The Center for Child Protection-Global Alliance, he said, would be a network of organizations—starting with some of the pontifical and Catholic universities that have already partnered with the center with its e-learning programs—committed to working with local experts and exchanging valuable and concrete information.

"Until now, almost, almost every single country had to learn its own lesson the hard way because they did not look to their neighbor" when it was caught off guard, he said. For example, he said, when scandal struck the church in the U.S., Ireland and Germany, neighboring nations did not see it as a warning sign for what may be happening in their own backyard.

He said he hoped the creation of this global alliance could help show how efforts and information become more effective when spread by experts across the front lines.

Father Zollner said he has been impressed with the skills, commitment and enthusiasm at the seminars he has helped lead through the center and as a member of the Pontifical Commission for the Protection of Minors. The commission, which was established in 2014 to provide resources, guidelines and best practices, has more than a dozen members who raise awareness and advocate firm action around the world.

For example, Father Zollner, Archbishop Charles J. Scicluna of Malta, and Cardinal Sean P. O'Malley of Boston spoke in Mexico City at a congress on child protection in November attended by more than 400 people representing 60 dioceses, 40 religious congregations and more.

The three men offered their insight and experience frankly and directly, he said. "You can be sure it wasn't light to take, this is heavy stuff," he said.

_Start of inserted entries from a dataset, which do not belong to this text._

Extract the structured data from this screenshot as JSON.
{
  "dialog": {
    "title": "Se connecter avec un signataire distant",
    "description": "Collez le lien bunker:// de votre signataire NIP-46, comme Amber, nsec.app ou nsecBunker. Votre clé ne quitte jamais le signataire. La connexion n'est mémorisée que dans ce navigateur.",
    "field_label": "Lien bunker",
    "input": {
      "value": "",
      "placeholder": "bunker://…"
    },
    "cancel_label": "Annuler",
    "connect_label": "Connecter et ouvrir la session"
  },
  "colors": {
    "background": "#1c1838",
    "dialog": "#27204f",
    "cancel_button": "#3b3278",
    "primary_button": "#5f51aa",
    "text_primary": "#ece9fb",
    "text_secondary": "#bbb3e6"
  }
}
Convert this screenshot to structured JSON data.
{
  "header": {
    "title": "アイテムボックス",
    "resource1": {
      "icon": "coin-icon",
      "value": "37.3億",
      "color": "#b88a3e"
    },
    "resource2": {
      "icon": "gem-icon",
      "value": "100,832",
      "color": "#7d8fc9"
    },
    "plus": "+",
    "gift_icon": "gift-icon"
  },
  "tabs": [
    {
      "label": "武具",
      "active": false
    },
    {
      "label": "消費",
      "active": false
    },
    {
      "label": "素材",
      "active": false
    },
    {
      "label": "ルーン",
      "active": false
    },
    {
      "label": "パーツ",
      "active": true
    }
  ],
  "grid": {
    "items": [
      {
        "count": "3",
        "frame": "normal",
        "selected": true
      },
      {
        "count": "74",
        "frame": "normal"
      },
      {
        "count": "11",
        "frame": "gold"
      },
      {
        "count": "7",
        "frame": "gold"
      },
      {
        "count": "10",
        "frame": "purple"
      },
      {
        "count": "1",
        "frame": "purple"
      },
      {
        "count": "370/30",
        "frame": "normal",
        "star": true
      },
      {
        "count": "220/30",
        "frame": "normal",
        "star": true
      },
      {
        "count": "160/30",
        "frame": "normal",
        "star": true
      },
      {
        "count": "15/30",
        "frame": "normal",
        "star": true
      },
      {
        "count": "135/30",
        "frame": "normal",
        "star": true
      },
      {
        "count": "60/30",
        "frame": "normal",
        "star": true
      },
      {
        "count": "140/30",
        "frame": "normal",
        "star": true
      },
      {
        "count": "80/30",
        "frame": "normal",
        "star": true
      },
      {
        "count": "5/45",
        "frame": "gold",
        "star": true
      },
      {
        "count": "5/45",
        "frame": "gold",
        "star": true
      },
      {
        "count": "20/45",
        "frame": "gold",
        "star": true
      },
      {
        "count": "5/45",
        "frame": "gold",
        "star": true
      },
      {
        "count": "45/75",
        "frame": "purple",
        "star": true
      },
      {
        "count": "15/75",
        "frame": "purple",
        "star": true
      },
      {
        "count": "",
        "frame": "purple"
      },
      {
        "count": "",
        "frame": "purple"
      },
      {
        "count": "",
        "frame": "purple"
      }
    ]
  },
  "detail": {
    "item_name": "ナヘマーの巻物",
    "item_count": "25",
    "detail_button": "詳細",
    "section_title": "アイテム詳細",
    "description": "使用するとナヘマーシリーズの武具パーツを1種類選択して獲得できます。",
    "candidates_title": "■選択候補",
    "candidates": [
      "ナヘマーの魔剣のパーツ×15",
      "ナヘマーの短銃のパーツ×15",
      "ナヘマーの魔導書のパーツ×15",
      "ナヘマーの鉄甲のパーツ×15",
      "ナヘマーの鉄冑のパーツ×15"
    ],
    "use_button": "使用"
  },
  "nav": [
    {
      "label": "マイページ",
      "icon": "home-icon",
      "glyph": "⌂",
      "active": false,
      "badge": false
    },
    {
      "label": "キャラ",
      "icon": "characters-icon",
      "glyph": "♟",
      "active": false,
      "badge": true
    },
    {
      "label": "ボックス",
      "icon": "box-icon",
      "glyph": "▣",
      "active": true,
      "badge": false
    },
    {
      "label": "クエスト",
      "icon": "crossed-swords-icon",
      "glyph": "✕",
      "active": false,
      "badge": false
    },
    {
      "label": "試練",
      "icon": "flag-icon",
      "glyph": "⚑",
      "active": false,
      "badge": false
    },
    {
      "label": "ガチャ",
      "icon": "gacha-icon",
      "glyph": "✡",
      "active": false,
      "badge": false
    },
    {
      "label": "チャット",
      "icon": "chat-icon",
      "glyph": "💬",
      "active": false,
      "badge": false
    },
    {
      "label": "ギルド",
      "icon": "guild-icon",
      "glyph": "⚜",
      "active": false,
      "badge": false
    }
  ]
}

Archbishop Scicluna spent years at the Congregation for the Doctrine of the Faith, handling accusations of clerical sex abuse. He long has insisted that church officials respond to allegations clearly and without creating "a culture of silence or repression."

The center also will host a congress on minors and online abuse, titled "Child Dignity in the Digital World," Oct. 3-6, 2017. Father Zollner said he met with Pope Francis Dec. 21 to tell him about the congress and got "his approval and support."

The pope was "moved and shaken" by estimates the priest provided that in India alone it is expected 500 million more people will go online next year and at least half of them will be minors, "exposing them to all kinds of risks we can hardly imagine."

The organizers are inviting software companies, representatives from government and law enforcement, science experts and policymakers to share ideas on protecting minors from abuse online including looking at how young people abuse the internet and each other, for example, through "sextortion" or extorting others with their sexual information or images.

He said he also presented the pope with a proposal that the 2018 Synod of Bishops on youth include the topic of safeguarding children from abuse.

Despite so much progress, Father Zollner told CNS, one lingering obstacle is "to break the silence."

There's a continued reluctance "to verbalize and intervene" in some places when it comes to abuse, he said. In part, people avoid talking about it, he said, because it's such an "uncomfortable topic" and "so repugnant."

However, sometimes the silence also is the fruit of negligence, he said, such as when "I protect my institution first of all and the rest is secondary. I don't listen to the victim. I put the legal adviser and financial interests first" before the human person in need.

While such a response would be wrong everywhere, it especially should not exist for the church, he said.

The other major obstacle, he said, is getting people to realize what is at stake: the lives and future of children and young people who are meant to grow up "having opportunities, be educated, to play, to cry, to be joyful," and not scarred by the trauma of abuse.

So even if abuse, prevention and correction are talked about, the talk risks just being "lip service" if it's not taken seriously or "not really followed up" with concrete help and effort on every church level, like youth programs, pastoral planning, the selection of priests and so on, he said.

It's there that Father Zollner hopes their global alliance will make its impact—getting the church's talented and dedicated members on the ground to work.